The city ordered Dunbar and others not to shovel snow from the expensive new track at Baranof Park because it might puncture the surface and void the warranty.
That's a problem for Dunbar, given that Kodiak is in Alaska.
"We're expecting to have a good season, and the last thing we need is to be shut out of the track because of the weather," Dunbar said.
The track's surface has been compared to the tip of a rubber eraser. It has little granules of rubber laid over a layer of a polyurethane mixture, and was an upgraded version of what the city had planned, the Kodiak Daily Mirror reported (http://is.gd/aHLY7V).
When snow blankets the track, Dunbar's team practices in the hallways inside school. That's not an option for official meets. If the track isn't clear by April 26, Kodiak High School won't be able to host its first home meet.
"The city is being real nervous because they have this nice track and they're afraid something is going to happen to it," Dunbar said. "But what good is a track if you're not using it?"
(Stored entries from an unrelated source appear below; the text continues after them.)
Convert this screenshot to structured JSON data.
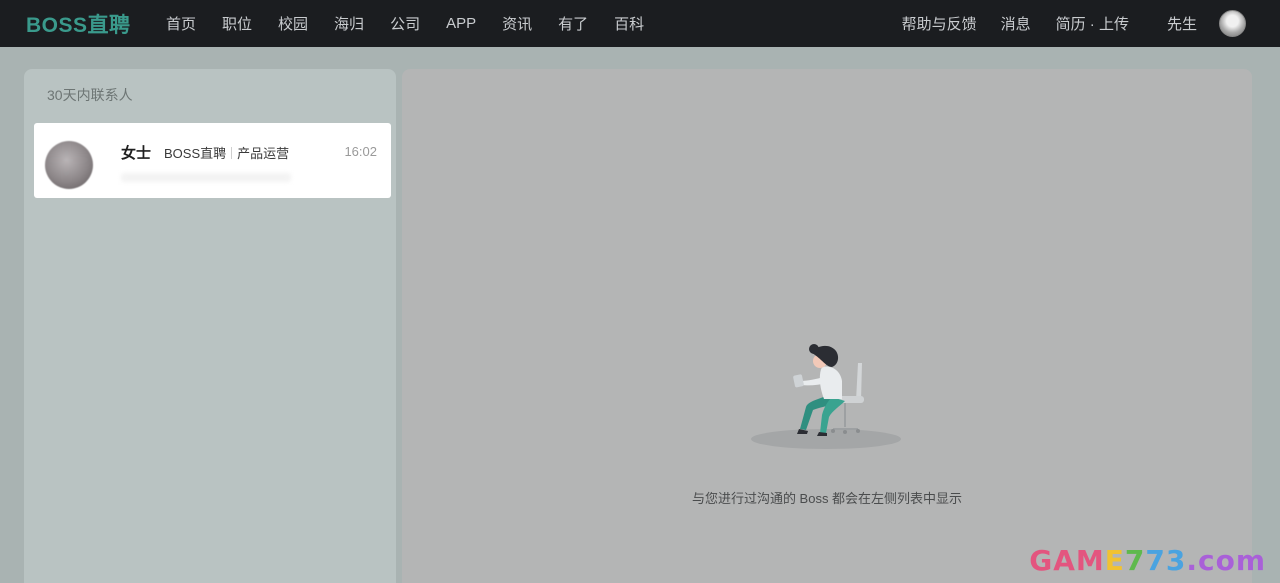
{
  "header": {
    "logo": "BOSS直聘",
    "nav": [
      "首页",
      "职位",
      "校园",
      "海归",
      "公司",
      "APP",
      "资讯",
      "有了",
      "百科"
    ],
    "help": "帮助与反馈",
    "messages": "消息",
    "resume": "简历 · 上传",
    "user_name": "先生"
  },
  "sidebar": {
    "title": "30天内联系人",
    "contacts": [
      {
        "name": "女士",
        "company": "BOSS直聘",
        "position": "产品运营",
        "time": "16:02"
      }
    ]
  },
  "main": {
    "empty_text": "与您进行过沟通的 Boss 都会在左侧列表中显示"
  },
  "watermark": {
    "part1": "GAM",
    "part2": "E",
    "part3": "7",
    "part4": "73",
    "part5": ".com"
  }
}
City manager Aimée Kniaziowski said the city is protecting its investment by following the manufacturer's recommendation for snow removal restrictions in accordance with the five-year warranty. The track portion of the multimillion-dollar Baranof Park improvement project cost around $700,000.
"Any kind of sharp object can puncture it," Kniaziowski said. "It could take out chunks. That's what we want to avoid."
Rick Hardin of Beynon Atlas, the Oregon-based company that installed the track surface, and Bob Harding, the architect who designed the Baranof Park project, referred questions to Kniaziowski.
Kniaziowski said the city is researching how other places with similar tracks handle snow removal.
Larry Morris, project manager for the Fairbanks North Star Borough School District, said his school district has four outdoor tracks installed by Beynon Atlas.
"We don't do it (snow removal) until spring break," Morris said. "Then we just use a snowblower. We just take it off, but still leave some snow on there. If you get too low, you'll start to scrape the track."